In the somber setting of the darkened convention centre auditorium, over 1,000 people paid tribute to the men and women who made and continue to make the ultimate sacrifice for our freedom.
One of those people in attendance was 17-year-old Quincy Ngo, who along with his friend Jeff Swetlikoe, read a memorial to the fallen called I Want to See the Soldiers.
“I just felt that there was something I should do to give back to the soldiers for the freedoms I have today,” said Ngo, afterwards about his reasons for participating in the service.
“When I think about it, the soldiers have done a lot for us. I don’t know where we’d be if it wasn’t for them fighting for us in the first place. I think it’s a good opportunity to take this day every year to say thank you for their hard work.”
Waiting for the start of the parade in the chilly breeze on Power Street earlier in the day was Amanda Fitzpatrick and her six-year-old daughter Natalie.
“I think it’s very important that kids learn at a very early age why it is they have what they have and who it was that is responsible for them to live in freedom,” she said.
In Okanagan Falls, there was also a good turnout for Remembrance Day with more than 200 people attending the services at the elementary school and the march to the cenotaph.

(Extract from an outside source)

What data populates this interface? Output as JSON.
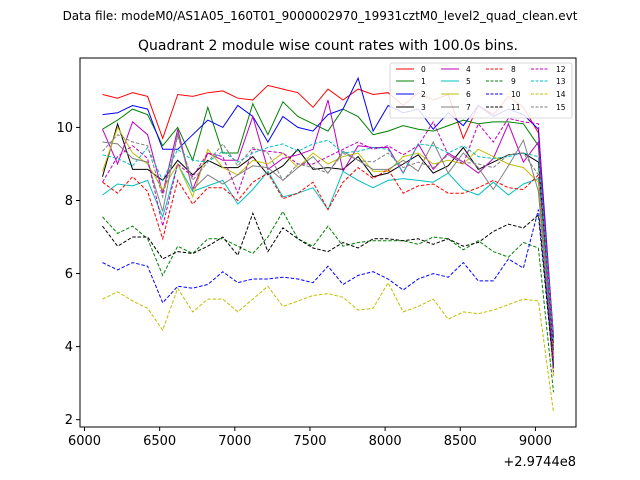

In his closing remarks in Penticton, master of ceremonies Comrade Ron Bannister talked of the men who died in the recent, hostile military deaths of Warrant Officer Patrice Vincent in Quebec and Cpl. Nathan Cirillo in Ottawa at the National War Memorial.
“So we must remember that the price of freedom is not cheap,” he said. “We must forever remember their sacrifices, lest we forget, lest we forget.”